Tout ça a commencé il y a environ un an. La ville de Québec venait de changer les têtes dirigeantes de son 400e. Soudain, tous les événements de la fête semblaient réussir. Soudain, les journaux de Montréal cessaient de brandir l’épouvantail du fiasco de 1984… Pour presque aussitôt comparer les « succès » de la Capitale à ceux de la Métropole. Tout à coup, les choses allaient bien à Québec. Tout à coup, les choses allaient mal à Montréal.

À l’heure qu’il est, il paraîtrait même que Montréal se meurt à côté de Québec. Paraît que le Moulin à images de Lepage et le Cirque du Soleil pourrait même déloger Montréal de son trône de métropole culturelle. Ce n’est pas moi qui le dit, c’est Robert Pilon, l’homme à la barre de la culture, Montréal, Métropole culturelle, à la Ville de Montréal. Et il n’est pas le seul à le dire. Certains médias, dont La Presse pour ne pas la nommer, s’en donnent à cœur joie.

Bullshit

Québec Haute-Ville de Québec. Photo de Régis Fournier. CCDMD

Ce n’est pas parce que les choses bougent à un endroit qu’elles stagnent à l’autre.

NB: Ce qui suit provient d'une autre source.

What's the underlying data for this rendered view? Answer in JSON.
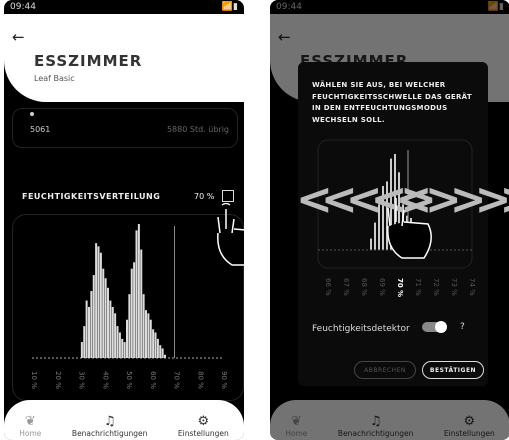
{
  "status": {
    "time": "09:44",
    "icons": "📶▮"
  },
  "header": {
    "back_glyph": "←",
    "room": "ESSZIMMER",
    "model": "Leaf Basic"
  },
  "filter": {
    "hours_used": "5061",
    "hours_left": "5880 Std. übrig"
  },
  "distribution": {
    "title": "FEUCHTIGKEITSVERTEILUNG",
    "threshold_label": "70 %",
    "edit_icon": "edit-icon"
  },
  "chart_data": {
    "type": "bar",
    "x_tick_labels": [
      "10 %",
      "20 %",
      "30 %",
      "40 %",
      "50 %",
      "60 %",
      "70 %",
      "80 %",
      "90 %"
    ],
    "xlim": [
      10,
      90
    ],
    "bins_x": [
      31,
      32,
      33,
      34,
      35,
      36,
      37,
      38,
      39,
      40,
      41,
      42,
      43,
      44,
      45,
      46,
      47,
      48,
      49,
      50,
      51,
      52,
      53,
      54,
      55,
      56,
      57,
      58,
      59,
      60,
      61,
      62,
      63,
      64,
      65,
      66
    ],
    "values": [
      5,
      10,
      18,
      16,
      21,
      26,
      36,
      35,
      33,
      28,
      25,
      22,
      18,
      16,
      14,
      10,
      8,
      6,
      5,
      12,
      20,
      28,
      30,
      40,
      42,
      34,
      20,
      15,
      14,
      12,
      9,
      8,
      6,
      4,
      3,
      1
    ],
    "threshold": 70
  },
  "nav": {
    "items": [
      {
        "label": "Home",
        "icon": "leaf-icon"
      },
      {
        "label": "Benachrichtigungen",
        "icon": "bell-icon"
      },
      {
        "label": "Einstellungen",
        "icon": "gear-icon"
      }
    ]
  },
  "modal": {
    "text": "WÄHLEN SIE AUS, BEI WELCHER FEUCHTIGKEITSSCHWELLE DAS GERÄT IN DEN ENTFEUCHTUNGSMODUS WECHSELN SOLL.",
    "tick_labels": [
      "66 %",
      "67 %",
      "68 %",
      "69 %",
      "70 %",
      "71 %",
      "72 %",
      "73 %",
      "74 %"
    ],
    "selected": "70 %",
    "detector_label": "Feuchtigkeitsdetektor",
    "detector_on": true,
    "help": "?",
    "cancel_label": "ABBRECHEN",
    "confirm_label": "BESTÄTIGEN"
  },
  "colors": {
    "background": "#000000",
    "bar": "#dddddd",
    "header": "#ffffff"
  }
}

Montréal est la métropole et le sera toujours. Pas seulement la métropole culturelle, mais la métropole point. Tout court. Avec ses 36 000 spectacles, ses 3000 festivals, ses dizaines de langues, ses quartiers de tous les reflets de la planète, ses affluences, ses influences, ses reconnaissances planétaires. Ses deux millions d’habitants, banlieusards inclus. Comme l’écrit Foglia, elle est ingouvernable. Tout le monde, y peut être qui y veut ici. Peut-être parce que tout simplement, les gens aiment vivre sur cette île un peu tout croche, mais combien diversifiée et tolérante.

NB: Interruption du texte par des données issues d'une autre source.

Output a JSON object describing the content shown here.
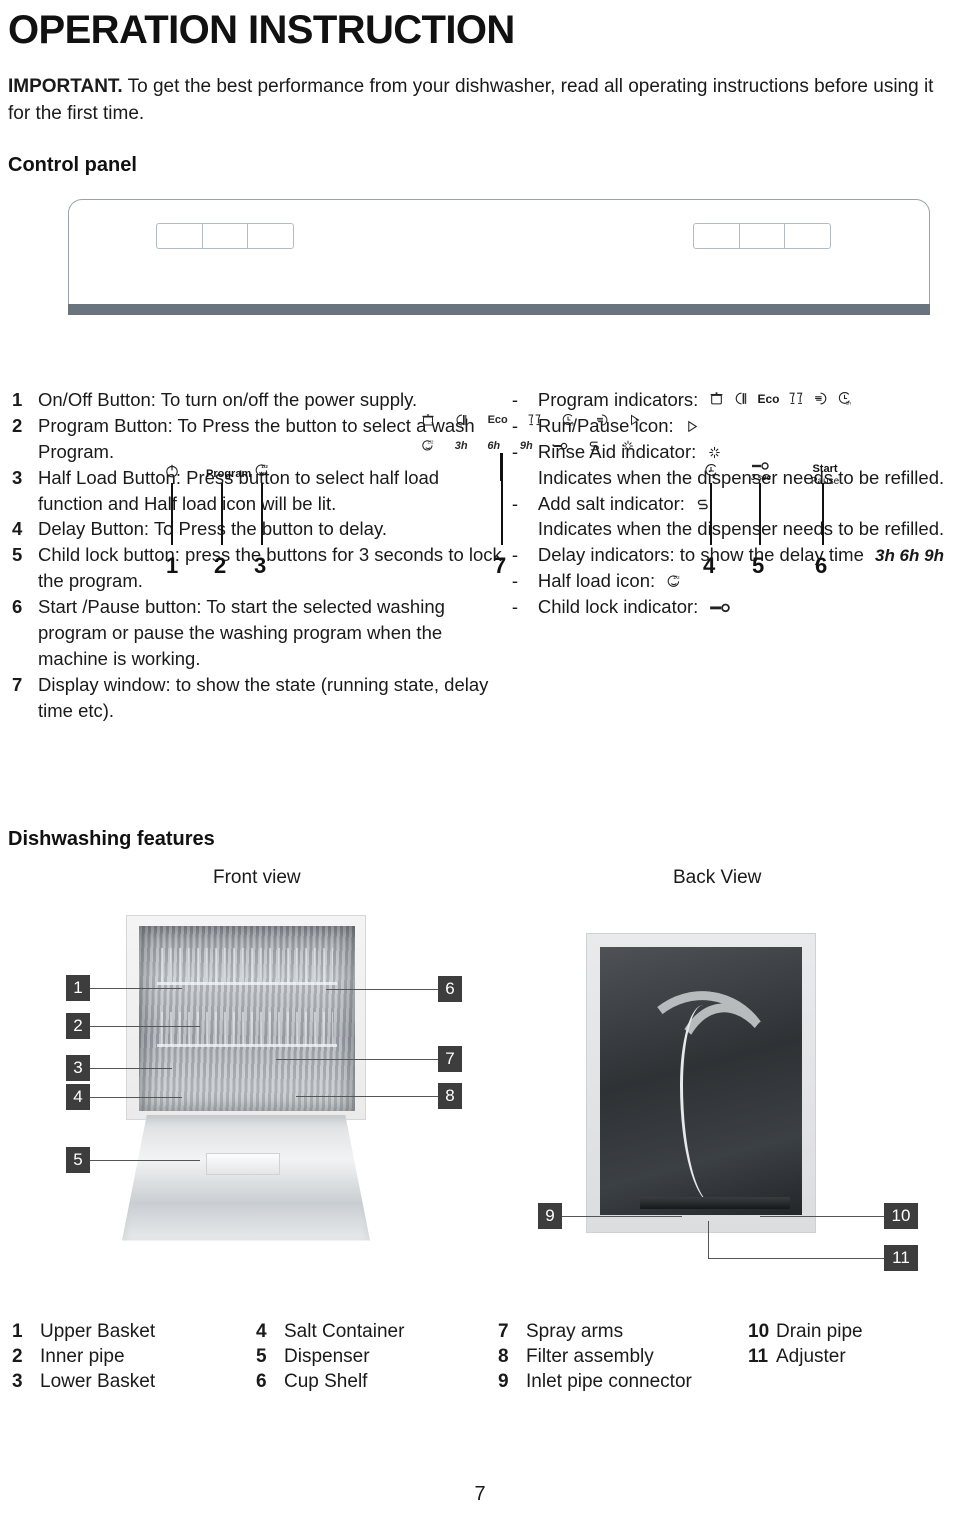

Certes, certains projets, artistiques ou pas, avortent à Montréal, mais à mon humble avis, les Montréalais ne choisissent pas trop mal parmi les projets « d’envergure » qui leur sont soumis. Entre vous et moi, l’argument du Casino sans cesse brandi par les businessmen culturels de Montréal, il commence à perdre en crédibilité.

En effet, Montréal ne vit pas ce que Québec vit depuis l’an passé. Ce qui est tout à fait normal. Même si Montréal inaugurait cette année un casino avec le Cirque, elle ne vivrait pas ce que Québec vit avec son Moulin et le Cirque. Come on ! On ne compare pas des pommes avec des oranges.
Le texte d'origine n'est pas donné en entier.